There is talk about West Coast expansion next season — earlier teams in Los Angeles and the San Francisco Bay Area folded — but the maelstrom in South Florida illustrates a broader uncertainty about WPS’ future.

In Philadelphia, which is vying for the league’s best record, Halstead, the owner, said he believed he could profitably operate the Independence for $1 million to $1.2 million at some point, but not yet. He said he lost $2 million in 2010, would lose $1 million this season and probably finish $500,000 in the red next season, if there is one.

Included in the belt-tightening this season in Philadelphia was a reduction of the average player salary to $28,000 from about $32,000, along with cutbacks in housing and cars provided to players, Halstead said. Even health and dental insurance plans will be reconsidered, he said, as WPS seeks to balance high-level performance with fiscal responsibility.

“When WUSA was around, there was an expectation that it was going to be OK to lose money and owners would be willing to stick around because of the love for women’s soccer,” Halstead said. “WPS is different in that we don’t believe that. I’m not in this to lose money. I’m in this to make money.”

The question becomes: At what financial level will the owners, players, sponsors and fans feel it is worthwhile to continue?

The league’s players have unionized but no collective bargaining agreement currently exists. The average league salary is $25,000, but income varies widely. Top American players can earn about $65,000 to $70,000, supplemented by another $50,000 to $60,000 in salary from the national team. Marta, the Brazilian star who plays for Western New York and has five times been named world player of the year, is an outlier who makes $500,000, a league official said.

But some WPS players make less than $10,000 a year and live three to an apartment, owners and agents said.

“The national team players, I think we’re going to be OK, but you can’t have a league with people making nothing,” Rapinoe said.

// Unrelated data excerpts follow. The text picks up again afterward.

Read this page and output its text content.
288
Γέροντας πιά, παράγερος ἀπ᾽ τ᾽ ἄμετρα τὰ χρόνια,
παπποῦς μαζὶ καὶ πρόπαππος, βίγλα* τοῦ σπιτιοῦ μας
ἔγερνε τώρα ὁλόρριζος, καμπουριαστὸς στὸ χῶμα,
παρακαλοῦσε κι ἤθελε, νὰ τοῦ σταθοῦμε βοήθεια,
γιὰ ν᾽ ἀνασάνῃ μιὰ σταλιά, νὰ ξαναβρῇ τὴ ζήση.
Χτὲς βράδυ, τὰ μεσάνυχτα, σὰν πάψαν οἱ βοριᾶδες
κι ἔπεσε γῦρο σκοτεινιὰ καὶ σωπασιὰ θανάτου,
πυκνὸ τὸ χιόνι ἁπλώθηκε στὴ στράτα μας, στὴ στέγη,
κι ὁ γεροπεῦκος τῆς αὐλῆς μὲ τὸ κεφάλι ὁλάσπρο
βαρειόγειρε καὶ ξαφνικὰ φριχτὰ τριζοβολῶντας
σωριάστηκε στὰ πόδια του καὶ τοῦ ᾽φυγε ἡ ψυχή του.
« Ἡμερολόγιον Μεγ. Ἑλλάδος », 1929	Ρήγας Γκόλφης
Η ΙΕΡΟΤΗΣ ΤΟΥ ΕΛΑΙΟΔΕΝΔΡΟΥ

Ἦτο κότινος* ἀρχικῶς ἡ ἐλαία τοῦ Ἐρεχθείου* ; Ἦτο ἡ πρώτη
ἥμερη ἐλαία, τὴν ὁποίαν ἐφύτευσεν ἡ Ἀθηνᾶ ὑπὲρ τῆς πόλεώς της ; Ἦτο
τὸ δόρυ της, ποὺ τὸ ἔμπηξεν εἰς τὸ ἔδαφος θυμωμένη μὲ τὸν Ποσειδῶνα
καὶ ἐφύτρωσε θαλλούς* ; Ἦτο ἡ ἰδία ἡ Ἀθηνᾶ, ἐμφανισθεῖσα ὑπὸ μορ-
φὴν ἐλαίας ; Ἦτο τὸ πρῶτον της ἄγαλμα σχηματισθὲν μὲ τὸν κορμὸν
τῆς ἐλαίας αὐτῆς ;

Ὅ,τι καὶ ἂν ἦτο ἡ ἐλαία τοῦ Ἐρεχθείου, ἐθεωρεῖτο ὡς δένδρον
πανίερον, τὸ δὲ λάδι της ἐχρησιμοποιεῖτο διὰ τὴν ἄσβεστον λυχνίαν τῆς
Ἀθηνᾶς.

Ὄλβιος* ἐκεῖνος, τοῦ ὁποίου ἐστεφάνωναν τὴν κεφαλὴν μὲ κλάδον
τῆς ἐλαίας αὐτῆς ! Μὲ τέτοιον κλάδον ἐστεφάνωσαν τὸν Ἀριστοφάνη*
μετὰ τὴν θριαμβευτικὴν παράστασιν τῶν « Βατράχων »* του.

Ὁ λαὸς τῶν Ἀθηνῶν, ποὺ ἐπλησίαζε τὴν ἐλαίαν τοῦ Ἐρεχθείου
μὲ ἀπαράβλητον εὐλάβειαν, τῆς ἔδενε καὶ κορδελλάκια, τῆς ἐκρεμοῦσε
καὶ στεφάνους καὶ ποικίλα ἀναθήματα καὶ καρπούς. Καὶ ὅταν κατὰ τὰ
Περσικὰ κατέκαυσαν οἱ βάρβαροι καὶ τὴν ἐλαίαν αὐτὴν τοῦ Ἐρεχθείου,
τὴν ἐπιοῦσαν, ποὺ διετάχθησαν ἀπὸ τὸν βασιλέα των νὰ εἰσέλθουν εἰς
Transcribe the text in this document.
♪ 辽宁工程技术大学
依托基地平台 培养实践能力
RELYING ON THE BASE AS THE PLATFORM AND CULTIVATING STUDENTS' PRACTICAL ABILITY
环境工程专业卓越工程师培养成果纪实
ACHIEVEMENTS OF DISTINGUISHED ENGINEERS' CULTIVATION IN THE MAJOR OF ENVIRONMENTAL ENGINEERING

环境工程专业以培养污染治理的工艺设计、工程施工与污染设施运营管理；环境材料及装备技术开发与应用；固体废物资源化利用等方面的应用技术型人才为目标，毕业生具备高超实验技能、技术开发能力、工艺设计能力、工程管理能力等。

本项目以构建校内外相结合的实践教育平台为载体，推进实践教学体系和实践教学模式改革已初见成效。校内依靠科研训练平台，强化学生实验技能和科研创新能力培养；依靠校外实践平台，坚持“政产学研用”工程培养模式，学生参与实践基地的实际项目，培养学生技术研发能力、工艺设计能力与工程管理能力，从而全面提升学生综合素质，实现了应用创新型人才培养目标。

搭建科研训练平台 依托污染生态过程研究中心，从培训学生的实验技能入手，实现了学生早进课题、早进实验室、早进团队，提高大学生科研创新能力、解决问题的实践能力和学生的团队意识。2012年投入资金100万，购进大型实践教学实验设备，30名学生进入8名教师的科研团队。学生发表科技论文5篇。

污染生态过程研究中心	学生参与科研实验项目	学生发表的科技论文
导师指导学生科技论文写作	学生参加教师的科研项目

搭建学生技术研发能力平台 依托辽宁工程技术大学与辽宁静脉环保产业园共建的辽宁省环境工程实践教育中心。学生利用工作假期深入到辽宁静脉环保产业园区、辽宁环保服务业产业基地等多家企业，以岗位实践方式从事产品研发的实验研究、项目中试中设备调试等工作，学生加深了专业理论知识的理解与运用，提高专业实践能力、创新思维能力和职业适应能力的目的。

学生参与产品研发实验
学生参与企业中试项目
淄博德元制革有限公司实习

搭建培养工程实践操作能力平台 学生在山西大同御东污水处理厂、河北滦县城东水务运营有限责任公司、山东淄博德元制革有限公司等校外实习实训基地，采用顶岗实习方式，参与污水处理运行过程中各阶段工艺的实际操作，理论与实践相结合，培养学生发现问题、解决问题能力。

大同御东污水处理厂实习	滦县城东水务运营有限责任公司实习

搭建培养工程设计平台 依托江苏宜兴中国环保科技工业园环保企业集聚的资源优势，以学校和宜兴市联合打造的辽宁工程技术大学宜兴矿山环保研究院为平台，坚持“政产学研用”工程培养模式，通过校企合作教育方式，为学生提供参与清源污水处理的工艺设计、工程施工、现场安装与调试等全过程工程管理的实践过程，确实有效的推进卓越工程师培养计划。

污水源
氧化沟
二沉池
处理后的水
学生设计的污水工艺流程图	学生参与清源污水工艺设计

Christie Rampone, the captain of the U.S. national team who also plays for magicJack, suggested WPS consider a semipro model that exists in Germany and other European countries, where players get paid but also work other jobs. She favors lowering the top salaries and raising the lower salaries as the league seeks to gain its financial footing.

“Do I deserve the money I’m making?” Rampone said. “Yes, but other players are professionals, too, and need to make more. I don’t want to be on the field where someone’s making a couple hundred bucks for an appearance. I don’t think it’s fair.”

If salaries slide too far, though, national team players may choose not to participate in WPS, unwilling to risk injury and their Olympic and World Cup futures for little pay, said Borislow, the magicJack owner.

“They need to embrace their best players,” Borislow said. “You can’t pay them $15,000 and have their endorsements ruined if they get hurt. If you don’t have those players, you don’t have a viable league.”